Deep Learning Traffic Signals • Dom Sauta

Introduction

In today’s blog post, I explore and explain a reinforcement algorithm called Q-learning, in the context of teaching an agent to control traffic signals in Python.

Q Reinforcement Learning

In reinforcement learning, we have an agent (our AI), a set of states $\mathcal S$ (a way of describing the environment in which the agent will act) and a set of actions $\mathcal A$ that the agent can take. The agent’s objective is to maximise its reward function, which is chosen such that the agent is encouraged to behave in a desired manner.

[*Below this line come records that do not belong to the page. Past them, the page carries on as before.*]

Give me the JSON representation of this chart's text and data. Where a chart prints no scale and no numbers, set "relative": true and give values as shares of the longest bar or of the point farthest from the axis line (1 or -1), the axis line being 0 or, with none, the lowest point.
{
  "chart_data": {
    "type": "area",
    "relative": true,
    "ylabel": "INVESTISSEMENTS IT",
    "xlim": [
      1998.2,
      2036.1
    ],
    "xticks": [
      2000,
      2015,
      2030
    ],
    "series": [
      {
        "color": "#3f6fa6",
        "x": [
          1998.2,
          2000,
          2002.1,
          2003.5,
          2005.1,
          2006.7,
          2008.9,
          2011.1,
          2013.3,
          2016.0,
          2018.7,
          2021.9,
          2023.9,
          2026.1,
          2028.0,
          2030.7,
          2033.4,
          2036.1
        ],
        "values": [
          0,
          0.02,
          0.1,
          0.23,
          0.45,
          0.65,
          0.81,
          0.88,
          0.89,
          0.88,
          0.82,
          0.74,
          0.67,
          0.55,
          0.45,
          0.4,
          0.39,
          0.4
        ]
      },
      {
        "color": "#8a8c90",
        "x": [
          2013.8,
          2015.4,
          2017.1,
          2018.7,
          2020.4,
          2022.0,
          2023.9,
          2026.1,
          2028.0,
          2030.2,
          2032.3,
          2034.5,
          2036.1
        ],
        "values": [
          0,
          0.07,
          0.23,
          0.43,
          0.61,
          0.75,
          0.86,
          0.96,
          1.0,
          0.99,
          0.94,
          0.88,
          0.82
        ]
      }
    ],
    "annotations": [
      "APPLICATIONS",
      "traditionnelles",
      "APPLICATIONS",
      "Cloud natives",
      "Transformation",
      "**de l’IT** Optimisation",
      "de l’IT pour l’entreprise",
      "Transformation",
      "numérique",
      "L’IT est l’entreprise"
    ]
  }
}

In our case, our agent’s objective is to maximise the discounted, cumulative reward $R = \sum_{t= t_o}^\infty \gamma^{t - t_0} r_t$ . We set $\gamma \in [0,1]$ , to ensure that the sum converges. In Q-learning, we are interested in exploring some function $Q: \mathcal S \times \mathcal A \to \mathbb R$ , which describes the ‘quality’ of a state action pair. In Deep Q-Learning, we make use a neural network as a way of approximating this non-linear function.

In reinforcement learning, one has to decide how much time the agent should spend exploring the environment before starting to exploit the knowledge it has gained. This is controled through a parameter called $\varepsilon$ . Initially, $\varepsilon$ is set high to encourage exploration, and it gradually decays over time to favor exploitation as the agent learns according to another parameter called $\varepsilon$ -decay.

SUMO Environment

Our environment is a simple intersection created in SUMO (Simulation of Urban MObility). SUMO is an open-source, highly portable, microscopic and continuous multi-modal traffic simulation package designed to handle large networks. In our simulation:

Green cars arrive according to a Poisson process with $\lambda = 0.05$
Blue cars arrive at a more intense linear rate

The above demonstration shows the traffic lights operating on an evenly-spaced timer, similar to many real-world implementations. It’s evident that there’s room for efficiency improvements.

To interact with this SUMO environment and apply our deep reinforcement learning approach, we’ll be using two key packages:

SUMO-RL: This provides a reinforcement learning interface for SUMO, allowing us to easily apply RL algorithms to our traffic signal control scenario.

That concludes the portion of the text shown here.